In an effort to incorporate more and more grains I added a bit of wheat and of course the pumpkin has lots of fiber, so its a pretty decent bagel to eat health wise.  That is if you don't slather heaping mounds of cream cheese on top.  Oh, that wouldn't be any fun now would it?  Oh, but seriously my new bff is Greek Cream Cheese- made from yogurt, a bit less calories 60 to 70 per ounce rather than the usual 100.  And the flavor and texture is yummy.
 I am probably not the best shaper of bagels
But I did improve a little.

Pumpkin Bagels
Makes 19 fairly big bagels- the kind you see at the store.
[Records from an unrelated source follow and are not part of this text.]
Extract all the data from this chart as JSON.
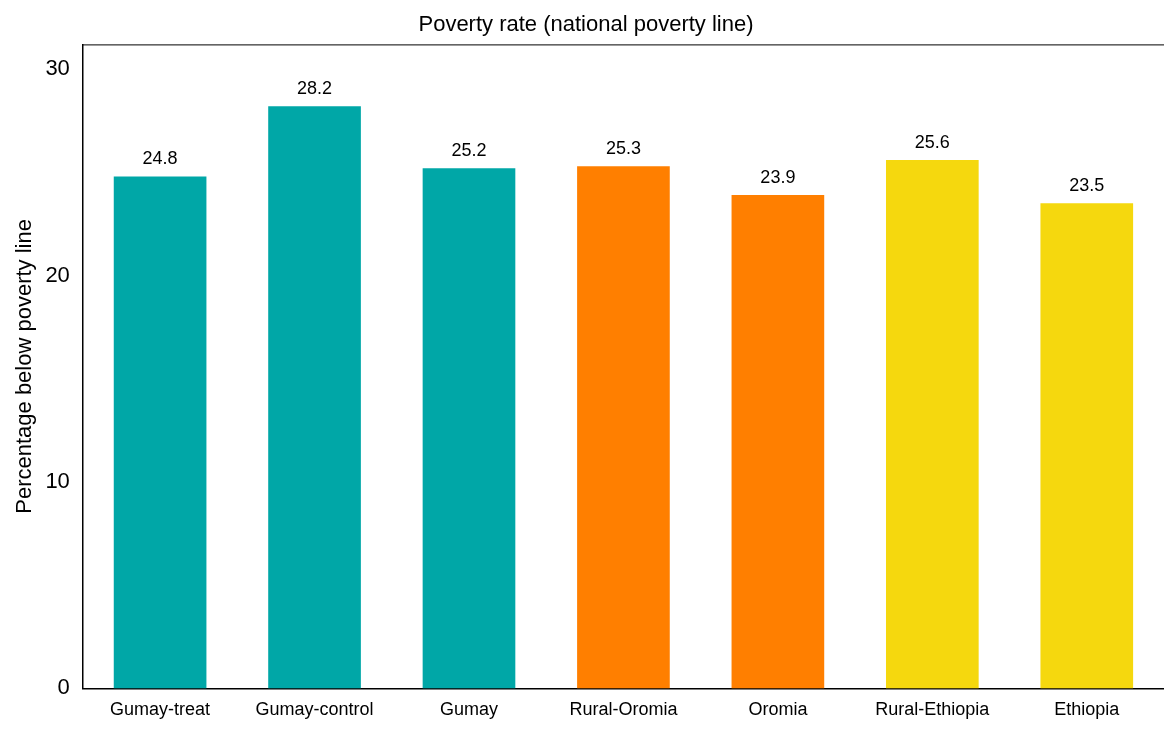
{
  "chart_data": {
    "type": "bar",
    "title": "Poverty rate (national poverty line)",
    "ylabel": "Percentage below poverty line",
    "categories": [
      "Gumay-treat",
      "Gumay-control",
      "Gumay",
      "Rural-Oromia",
      "Oromia",
      "Rural-Ethiopia",
      "Ethiopia"
    ],
    "values": [
      24.8,
      28.2,
      25.2,
      25.3,
      23.9,
      25.6,
      23.5
    ],
    "colors": [
      "#00a7a7",
      "#00a7a7",
      "#00a7a7",
      "#ff7f00",
      "#ff7f00",
      "#f5d80e",
      "#f5d80e"
    ],
    "ylim": [
      0,
      31.2
    ],
    "yticks": [
      0,
      10,
      20,
      30
    ],
    "grid": false,
    "legend": false,
    "data_labels": true
  }
}
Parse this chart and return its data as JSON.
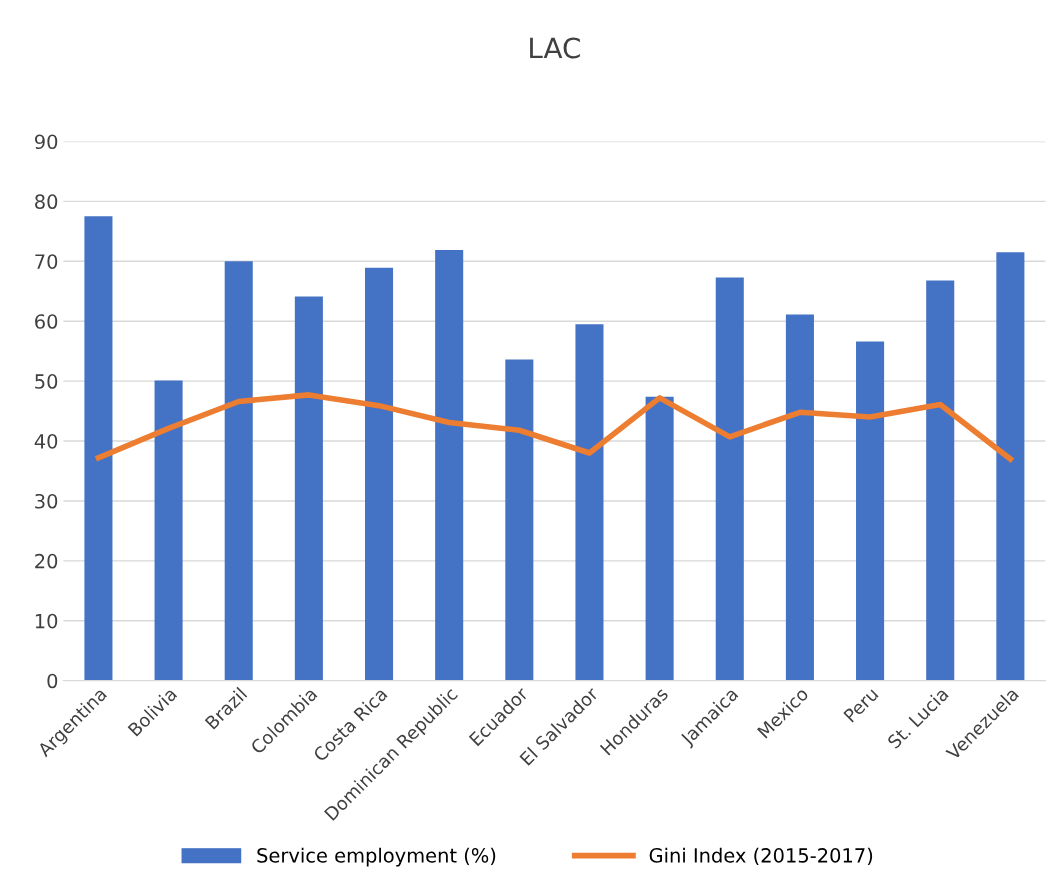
{
  "chart_data": {
    "type": "bar",
    "title": "LAC",
    "categories": [
      "Argentina",
      "Bolivia",
      "Brazil",
      "Colombia",
      "Costa Rica",
      "Dominican Republic",
      "Ecuador",
      "El Salvador",
      "Honduras",
      "Jamaica",
      "Mexico",
      "Peru",
      "St. Lucia",
      "Venezuela"
    ],
    "series": [
      {
        "name": "Service employment (%)",
        "color": "#4472c4",
        "values": [
          77.5,
          50.1,
          70.0,
          64.1,
          68.9,
          71.9,
          53.6,
          59.5,
          47.4,
          67.3,
          61.1,
          56.6,
          66.8,
          71.5
        ]
      },
      {
        "name": "Gini Index (2015-2017)",
        "type": "line",
        "color": "#ed7d31",
        "values": [
          37.2,
          42.1,
          46.6,
          47.7,
          45.9,
          43.1,
          41.8,
          38.0,
          47.2,
          40.7,
          44.8,
          44.0,
          46.1,
          37.0
        ]
      }
    ],
    "ylim": [
      0,
      90
    ],
    "yticks": [
      0,
      10,
      20,
      30,
      40,
      50,
      60,
      70,
      80,
      90
    ],
    "grid": "y",
    "legend": "bottom",
    "marker": "none",
    "line_style": "solid"
  }
}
I froze some of them- an instant treat for later.
Printable here.


5 1/2 cups bread flour
1 cup whole wheat flour
1 cup pumpkin
2 teaspoons pumpkin pie spice
1/2 tablespoon salt
1/3 cup brown sugar
4 teaspoons yeast or 2 packets
2 cups water (give or take depending on humidity)

bath:
1 tablespoon baking soda
2 quarts water

In a large bowl or a Kitchen Aid stand mixer combine a 1/2 cup water, the sugar and yeast.  Let sit about 10 minutes.  Add the flours, salt, spice, pumpkin and 1 1/2 cups water and begin to mix.  Add in water a little addition at a time.  You want the dough to be soft and supple.  Not hard or too sticky.  Err on the side of sticky.  Mix for about 3 minutes.  Turn out onto counter and begin to knead using flour as needed so it does not stick, but use sparingly.  You know it is done when the dough is soft and smooth, only slightly tacky.  Place in a bowl with a little oil.  Turn dough ball to coat.
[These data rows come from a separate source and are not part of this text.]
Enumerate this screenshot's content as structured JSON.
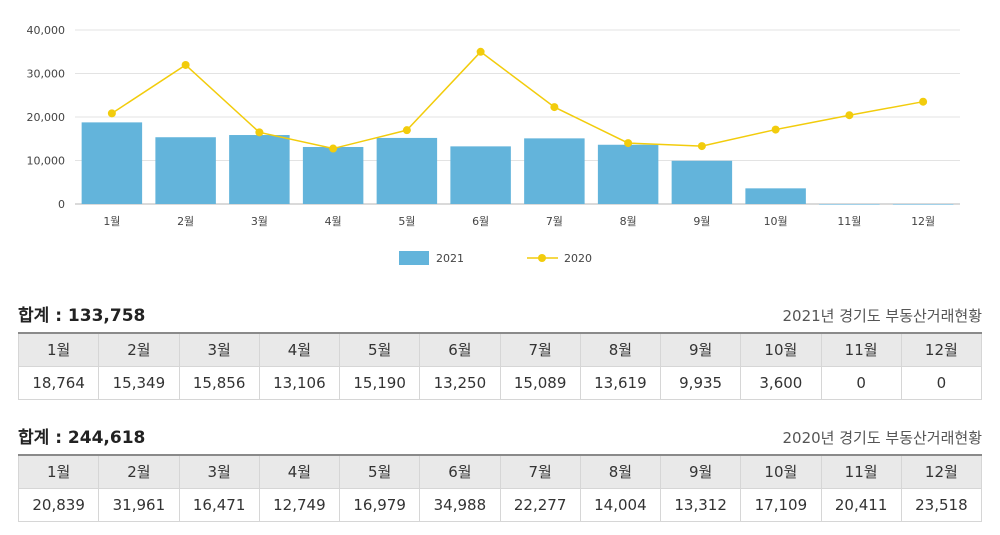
{
  "chart_data": {
    "type": "bar+line",
    "categories": [
      "1월",
      "2월",
      "3월",
      "4월",
      "5월",
      "6월",
      "7월",
      "8월",
      "9월",
      "10월",
      "11월",
      "12월"
    ],
    "series": [
      {
        "name": "2021",
        "type": "bar",
        "color": "#63b4db",
        "values": [
          18764,
          15349,
          15856,
          13106,
          15190,
          13250,
          15089,
          13619,
          9935,
          3600,
          0,
          0
        ]
      },
      {
        "name": "2020",
        "type": "line",
        "color": "#f2cc0c",
        "values": [
          20839,
          31961,
          16471,
          12749,
          16979,
          34988,
          22277,
          14004,
          13312,
          17109,
          20411,
          23518
        ]
      }
    ],
    "ylim": [
      0,
      40000
    ],
    "yticks": [
      "0",
      "10,000",
      "20,000",
      "30,000",
      "40,000"
    ],
    "grid": true,
    "legend_position": "bottom-center"
  },
  "tables": [
    {
      "total_label": "합계 : 133,758",
      "caption": "2021년 경기도 부동산거래현황",
      "headers": [
        "1월",
        "2월",
        "3월",
        "4월",
        "5월",
        "6월",
        "7월",
        "8월",
        "9월",
        "10월",
        "11월",
        "12월"
      ],
      "values": [
        "18,764",
        "15,349",
        "15,856",
        "13,106",
        "15,190",
        "13,250",
        "15,089",
        "13,619",
        "9,935",
        "3,600",
        "0",
        "0"
      ]
    },
    {
      "total_label": "합계 : 244,618",
      "caption": "2020년 경기도 부동산거래현황",
      "headers": [
        "1월",
        "2월",
        "3월",
        "4월",
        "5월",
        "6월",
        "7월",
        "8월",
        "9월",
        "10월",
        "11월",
        "12월"
      ],
      "values": [
        "20,839",
        "31,961",
        "16,471",
        "12,749",
        "16,979",
        "34,988",
        "22,277",
        "14,004",
        "13,312",
        "17,109",
        "20,411",
        "23,518"
      ]
    }
  ]
}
Let rise until doubled - about an hour. When close to being done with the rising, place 2 quarts of water in a soup pot and bring to a boil (you want to time it so by the time you start making your bagels you can drop them in the water).  Add in the baking soda.  It will bubble a little.  It will stop quickly. Stir.

Preheat oven to 450F.

Remove dough and fold down.  Make 18- 20 dough balls.  Poke finger through the middle of the ball and widen the whole to form the classic bagel ring.  Prepare a baking sheet with parchment paper.  (Because of the wetness and the baking soda thing, they tend to stick, so, you really need the parchment.)
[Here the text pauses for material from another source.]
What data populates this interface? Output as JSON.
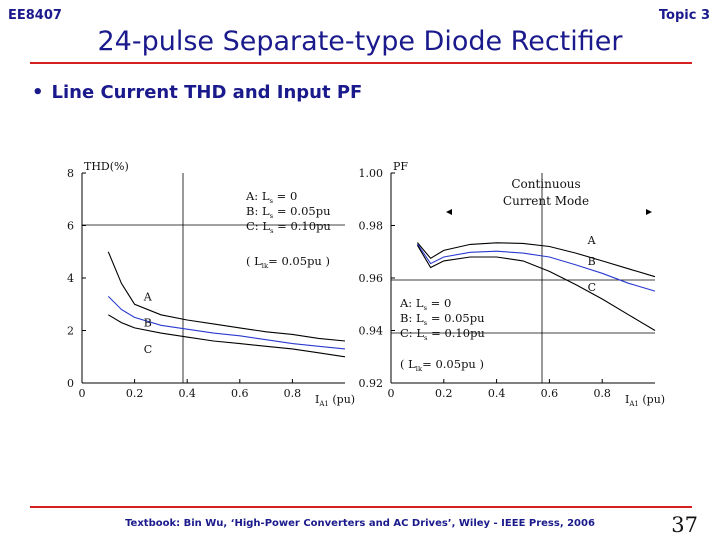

Place formed bagel rings on a dampened towel.  Add about four bagels to the boiling water, about one minute on each side. Remove from water, shaking excess water off the bagel and place on prepared baking sheet.

Bake for about 15 minutes.  Remove and place on cooling rack.  If you freeze them, make sure they are completely cool before doing so.